Biomedicine, entrepreneurship and future ecologies of health care 
Convenors:
Marina Marouda (University of Sussex)
Margaret Sleeboom-Faulkner (University of Sussex)
Format:
Panels
Location:
Science Site/Maths CM221
Start time:
6 July, 2016 at
Time zone: Europe/London
Session slots:
2

Short Abstract:

This panel considers the increasing commodification of biomedical interventions in medical care and its implications for the future of human health. It examines the entrepreneurial practices that shape biomedical research and innovation and, as a consequence, the future of healthcare.

Long Abstract:

Biomedical technologies have become a major engine of change in global health care, constituting a prime means by which governments aspire to ameliorate disease and disability everywhere. Business considerations and commercial practices are driving developments in biomedicine, with both public and private health providers engaging in bioentrepreneurial undertakings. The emergence of innovative bioindustries have captured the interest of social scientists but despite the abundance of reflections on bioeconomy in academic discourse, very little is known about the actual ways through which biomedical markets are created. The panel considers the entrepreneurial engagements through which biomedical innovation is created, and asks how such engagements are changing the institutional nature of medical practice and the challenges this poses for the future of human health. What does the growing commercialisation of biomedical knowledge and practice mean for health care provision?
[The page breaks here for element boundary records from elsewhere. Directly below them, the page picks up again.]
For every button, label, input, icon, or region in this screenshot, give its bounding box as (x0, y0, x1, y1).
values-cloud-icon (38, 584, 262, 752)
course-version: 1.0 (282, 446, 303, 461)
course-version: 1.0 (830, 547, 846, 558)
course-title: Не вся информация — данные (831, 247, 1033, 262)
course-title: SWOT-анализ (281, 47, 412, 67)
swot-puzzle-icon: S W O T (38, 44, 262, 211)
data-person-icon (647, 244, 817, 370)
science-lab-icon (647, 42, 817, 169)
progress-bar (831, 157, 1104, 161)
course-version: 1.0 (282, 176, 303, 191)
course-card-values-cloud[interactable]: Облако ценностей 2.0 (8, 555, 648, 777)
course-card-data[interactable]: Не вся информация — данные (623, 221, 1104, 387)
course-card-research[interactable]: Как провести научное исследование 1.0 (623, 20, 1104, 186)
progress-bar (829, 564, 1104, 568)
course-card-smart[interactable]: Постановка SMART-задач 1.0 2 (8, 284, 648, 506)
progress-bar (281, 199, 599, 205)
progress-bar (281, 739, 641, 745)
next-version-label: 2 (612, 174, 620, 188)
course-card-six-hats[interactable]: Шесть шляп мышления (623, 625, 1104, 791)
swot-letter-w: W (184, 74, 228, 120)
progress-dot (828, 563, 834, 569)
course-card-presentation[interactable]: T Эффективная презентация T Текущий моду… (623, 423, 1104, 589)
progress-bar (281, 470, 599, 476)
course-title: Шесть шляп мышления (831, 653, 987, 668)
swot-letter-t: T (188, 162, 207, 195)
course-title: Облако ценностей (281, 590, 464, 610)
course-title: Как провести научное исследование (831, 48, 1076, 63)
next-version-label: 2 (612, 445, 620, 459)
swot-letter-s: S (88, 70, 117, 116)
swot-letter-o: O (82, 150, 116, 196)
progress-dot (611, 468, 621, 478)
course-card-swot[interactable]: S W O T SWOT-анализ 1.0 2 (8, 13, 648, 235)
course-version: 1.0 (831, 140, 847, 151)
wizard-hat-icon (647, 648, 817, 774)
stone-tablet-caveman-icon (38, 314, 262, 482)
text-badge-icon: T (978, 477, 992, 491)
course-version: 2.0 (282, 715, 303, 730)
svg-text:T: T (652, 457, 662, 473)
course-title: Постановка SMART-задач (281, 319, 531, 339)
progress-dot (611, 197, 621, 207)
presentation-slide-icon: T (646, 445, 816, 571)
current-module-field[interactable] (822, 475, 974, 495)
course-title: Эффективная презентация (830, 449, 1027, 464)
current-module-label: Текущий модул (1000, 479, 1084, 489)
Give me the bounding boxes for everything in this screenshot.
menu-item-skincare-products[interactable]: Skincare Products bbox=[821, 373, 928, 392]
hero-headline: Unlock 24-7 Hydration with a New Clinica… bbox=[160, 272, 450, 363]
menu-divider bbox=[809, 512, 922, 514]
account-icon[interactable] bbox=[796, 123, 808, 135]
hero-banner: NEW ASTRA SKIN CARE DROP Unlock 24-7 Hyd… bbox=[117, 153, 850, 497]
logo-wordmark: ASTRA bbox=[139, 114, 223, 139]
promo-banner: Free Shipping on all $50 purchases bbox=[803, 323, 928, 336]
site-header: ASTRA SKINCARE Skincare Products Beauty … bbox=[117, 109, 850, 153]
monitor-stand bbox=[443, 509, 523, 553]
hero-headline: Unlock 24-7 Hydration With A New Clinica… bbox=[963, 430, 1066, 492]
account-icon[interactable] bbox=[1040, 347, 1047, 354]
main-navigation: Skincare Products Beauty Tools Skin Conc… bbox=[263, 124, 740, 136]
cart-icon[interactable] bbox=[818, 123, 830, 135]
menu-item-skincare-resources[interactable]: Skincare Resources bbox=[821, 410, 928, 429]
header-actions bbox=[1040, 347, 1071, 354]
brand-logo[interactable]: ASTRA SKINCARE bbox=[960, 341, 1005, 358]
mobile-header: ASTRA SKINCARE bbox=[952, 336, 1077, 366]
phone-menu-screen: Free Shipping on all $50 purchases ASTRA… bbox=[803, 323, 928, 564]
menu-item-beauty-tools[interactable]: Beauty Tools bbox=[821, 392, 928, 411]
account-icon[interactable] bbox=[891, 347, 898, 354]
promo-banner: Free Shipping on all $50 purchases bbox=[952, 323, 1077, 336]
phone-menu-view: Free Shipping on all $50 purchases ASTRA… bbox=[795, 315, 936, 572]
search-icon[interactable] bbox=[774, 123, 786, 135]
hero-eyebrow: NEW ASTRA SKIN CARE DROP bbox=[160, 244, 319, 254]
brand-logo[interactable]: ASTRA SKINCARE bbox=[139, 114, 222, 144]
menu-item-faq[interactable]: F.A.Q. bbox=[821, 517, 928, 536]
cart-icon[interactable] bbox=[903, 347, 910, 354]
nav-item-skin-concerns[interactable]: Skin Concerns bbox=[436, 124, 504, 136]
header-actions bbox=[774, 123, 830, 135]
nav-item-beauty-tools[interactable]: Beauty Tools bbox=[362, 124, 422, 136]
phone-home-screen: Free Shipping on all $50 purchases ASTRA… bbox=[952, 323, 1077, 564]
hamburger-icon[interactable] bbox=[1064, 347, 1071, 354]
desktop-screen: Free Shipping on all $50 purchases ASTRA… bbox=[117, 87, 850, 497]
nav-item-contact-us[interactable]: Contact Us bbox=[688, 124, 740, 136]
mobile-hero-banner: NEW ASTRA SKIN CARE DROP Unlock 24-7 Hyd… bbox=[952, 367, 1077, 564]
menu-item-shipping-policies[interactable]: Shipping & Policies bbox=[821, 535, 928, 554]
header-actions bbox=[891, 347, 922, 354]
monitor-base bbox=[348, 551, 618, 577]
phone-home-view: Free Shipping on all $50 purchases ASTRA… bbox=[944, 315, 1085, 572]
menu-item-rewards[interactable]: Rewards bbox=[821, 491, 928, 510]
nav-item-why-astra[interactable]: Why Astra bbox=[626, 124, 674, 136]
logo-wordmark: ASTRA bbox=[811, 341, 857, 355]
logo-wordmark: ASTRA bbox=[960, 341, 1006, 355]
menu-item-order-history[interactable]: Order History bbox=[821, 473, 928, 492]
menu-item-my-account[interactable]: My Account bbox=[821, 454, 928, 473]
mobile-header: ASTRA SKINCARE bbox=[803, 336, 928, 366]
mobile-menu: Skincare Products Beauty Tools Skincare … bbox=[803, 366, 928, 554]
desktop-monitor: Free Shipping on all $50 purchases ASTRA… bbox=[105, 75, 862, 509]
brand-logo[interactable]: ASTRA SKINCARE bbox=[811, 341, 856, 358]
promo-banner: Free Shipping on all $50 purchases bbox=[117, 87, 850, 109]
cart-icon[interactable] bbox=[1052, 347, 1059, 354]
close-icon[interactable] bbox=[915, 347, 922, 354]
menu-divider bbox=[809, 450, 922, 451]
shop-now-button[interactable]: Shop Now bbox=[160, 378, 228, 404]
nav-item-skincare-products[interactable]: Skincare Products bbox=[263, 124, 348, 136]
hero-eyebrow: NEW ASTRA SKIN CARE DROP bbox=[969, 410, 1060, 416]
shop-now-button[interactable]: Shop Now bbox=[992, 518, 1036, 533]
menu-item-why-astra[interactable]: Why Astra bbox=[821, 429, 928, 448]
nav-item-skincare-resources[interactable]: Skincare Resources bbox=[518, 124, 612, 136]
The panel invites contributions that explore in fine-grained ethnography entrepreneurial engagements in biomedicine tracing the ways in which biomedical ventures are constituted. What are the legal and regulatory frameworks, scientific environments and institutional exchanges through which biomedical knowledge is turned into profitable ventures? We are particularly interested in ethnographic cases that chart complex institutional settings, dispersed networks, and collaborative flows as instrumental in the makings of successful biotech enterprises.

The panel will also critically reflect on the role of anthropological knowledge in shaping developments in human health, by locating the production of this knowledge within ongoing processes of commoditisation, and examining the positions anthropologists are called to occupy with respect to bioentrepreneurial projects.